Moonlighting as Normal


I sat on the bathroom counter, criss-cross applesauce, as my mom twisted little pieces of my hair up into butterfly clips. It was picture day. My face was streaked with tears because I didn’t want to wear the shirt my mom had picked out. I had shoved the one I wanted to wear into my backpack, though, with plans to put it on when I went to school. I’d bring those pictures home in a few weeks and be in a lot of trouble for not listening.


I curled up in my toy box, that I had dumped all of the toys out of and lined with a blanket. I was reading my stuffed Winnie the Pooh a book when my mom came to get me to leave for Wednesday night church. She saw the disaster and scolded me for making a mess. After church, I had to clean up the mess before I could play.


I got in trouble at school for a library book that I had forgotten to turn in and was long overdue. As the fines wracked up, the book sat nestled in my very messy desk in my fifth grade classroom. I found it when the teacher made me stay inside at recess to clean out the disaster of a desk.


The first summer I was a teenager, a mousy and quietly rebellious 13 year old, I had my first boyfriend. His name was Tim and I loved him with all my heart. I stayed up all night secretly texting him. When I got busted, I had to leave my phone in the living room each night to charge so I couldn’t text him after 9 pm.
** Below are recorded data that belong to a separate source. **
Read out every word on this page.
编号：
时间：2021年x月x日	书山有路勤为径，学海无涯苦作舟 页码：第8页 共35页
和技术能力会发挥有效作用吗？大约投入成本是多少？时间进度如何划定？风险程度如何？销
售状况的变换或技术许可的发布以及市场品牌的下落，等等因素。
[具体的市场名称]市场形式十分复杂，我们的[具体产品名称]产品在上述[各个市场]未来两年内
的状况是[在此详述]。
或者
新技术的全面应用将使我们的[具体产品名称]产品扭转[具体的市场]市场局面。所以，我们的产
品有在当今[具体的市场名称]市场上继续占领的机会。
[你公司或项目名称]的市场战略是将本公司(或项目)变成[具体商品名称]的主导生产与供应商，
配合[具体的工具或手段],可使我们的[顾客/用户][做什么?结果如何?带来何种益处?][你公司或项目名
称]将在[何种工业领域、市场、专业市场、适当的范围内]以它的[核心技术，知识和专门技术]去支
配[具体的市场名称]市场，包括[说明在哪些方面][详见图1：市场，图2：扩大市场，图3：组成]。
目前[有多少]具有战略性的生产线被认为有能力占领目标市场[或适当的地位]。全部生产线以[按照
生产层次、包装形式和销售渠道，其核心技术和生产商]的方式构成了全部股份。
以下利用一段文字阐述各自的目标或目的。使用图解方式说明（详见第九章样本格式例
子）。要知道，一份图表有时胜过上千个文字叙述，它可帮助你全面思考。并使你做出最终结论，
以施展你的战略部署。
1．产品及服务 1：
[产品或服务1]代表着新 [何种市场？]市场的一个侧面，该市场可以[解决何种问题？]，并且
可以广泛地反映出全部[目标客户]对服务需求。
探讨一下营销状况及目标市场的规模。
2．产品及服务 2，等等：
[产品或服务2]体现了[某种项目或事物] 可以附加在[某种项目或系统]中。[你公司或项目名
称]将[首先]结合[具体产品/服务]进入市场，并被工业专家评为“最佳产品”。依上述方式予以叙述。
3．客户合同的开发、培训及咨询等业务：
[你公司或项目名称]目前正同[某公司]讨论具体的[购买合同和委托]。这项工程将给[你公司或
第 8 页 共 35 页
My mom called to check in one summer afternoon after my 16th birthday. I told her I was spending the night with my friend Rachel. Mom asked to talk to her to make sure I was with her, and my other friend Jane had to put her hand over her mouth to stifle a giggle as Rachel told my mom we were on our way to her church as we sat in her car on the way to grab dinner before a movie my mom would not have approved of me seeing.


I got grounded sometimes. I got detention. There was more than one instance where I found myself sitting in the principal's office. I broke rules and got into trouble. My teenage years had their fair share of shenanigans.
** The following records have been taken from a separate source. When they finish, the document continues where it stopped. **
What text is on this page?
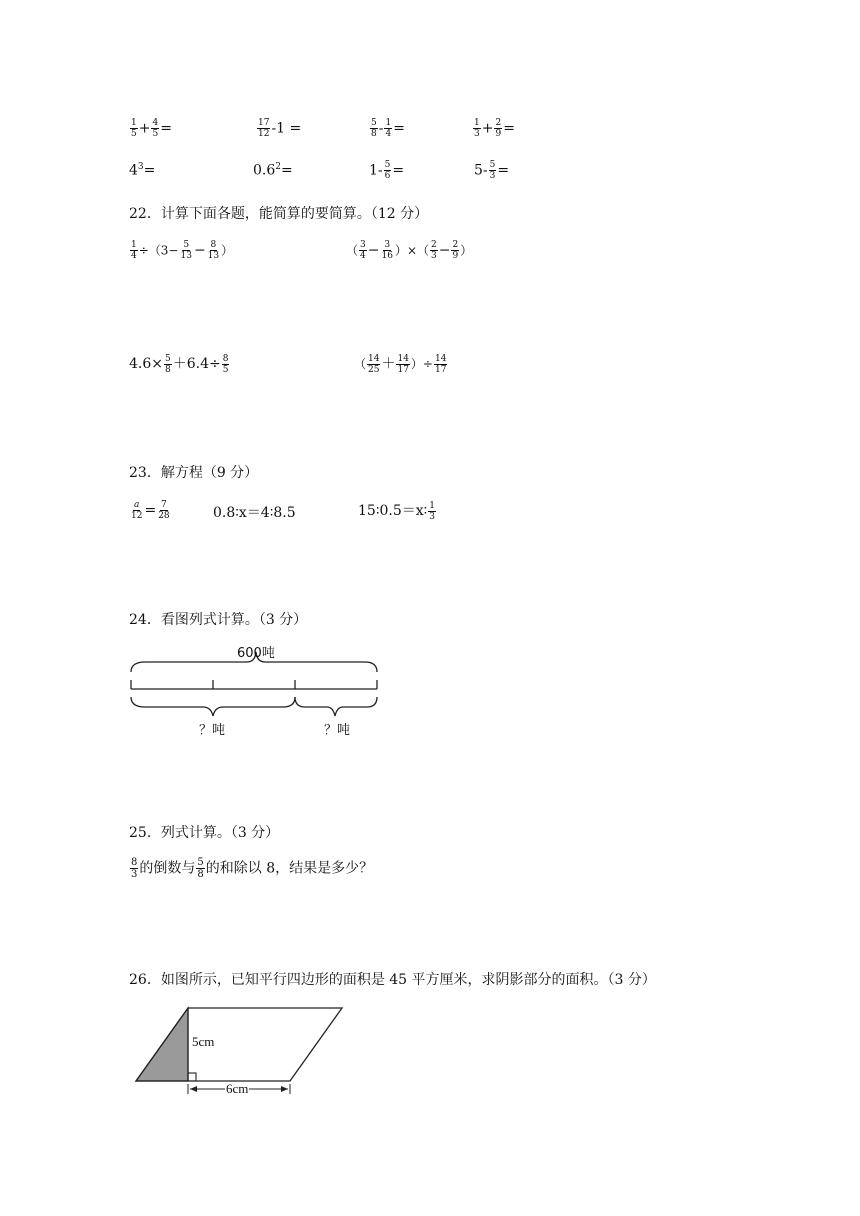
$\frac{1}{5} + \frac{4}{5}$ =	$\frac{17}{12} -1$ =	$\frac{5}{8} - \frac{1}{4}$ =	$\frac{1}{3} + \frac{2}{9}$ =
$4^3=$	$0.6^2=$	$1- \frac{5}{6}$ =	$5- \frac{5}{3}$ =
22．计算下面各题，能简算的要简算。（12 分）
$\frac{1}{4} \div(3- \frac{5}{13} - \frac{8}{13}$ ）	（ $\frac{3}{4} - \frac{3}{16}$ ）×（ $\frac{2}{3} - \frac{2}{9}$ ）
$4.6\times \frac{5}{8} +6.4\div \frac{8}{5}$	（ $\frac{14}{25} + \frac{14}{17}$ ）÷ $\frac{14}{17}$
23．解方程（9 分）
$\frac{a}{12} = \frac{7}{28}$	0.8∶x＝4∶8.5	15∶0.5＝x∶ $\frac{1}{3}$
24．看图列式计算。（3 分）
600吨
？吨	？吨
25．列式计算。（3 分）
$\frac{8}{3}$ 的倒数与 $\frac{5}{8}$ 的和除以 8，结果是多少？
26．如图所示，已知平行四边形的面积是 45 平方厘米，求阴影部分的面积。（3 分）
5cm
6cm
During each of these experiences, I was being trafficked.


The butterfly clips in my hair were strategically placed to hide where a man had pulled out a clump of my hair while assaulting me.


When I wasn’t reading to my stuffed animals in the toy box, I was hiding in it, pretending to be anywhere else.


My desk was in disarray because my mind was in disarray and I needed to move on to the next task in class so I didn’t make the teacher mad. This meant I didn’t have time to neatly place papers in folders and I certainly was not going to interrupt the lesson by getting up to throw something away.


I loved Tim because he was nice to me. He was different than anything I had ever experienced and I wanted to be told I was special and important every chance I got because no one else was saying those things to me.


I snuck out with Rachel and Jane because I wanted them to like me. I wanted to be cool. And hanging out with them was fun. It took my mind off all the other things I had to deal with, even if only for a little while.


When people looked at me, I was a normal child, a normal adolescent, a normal teenager, doing normal things. And that’s true. In those moments, I was normal. Because it was the only time I ever got to be.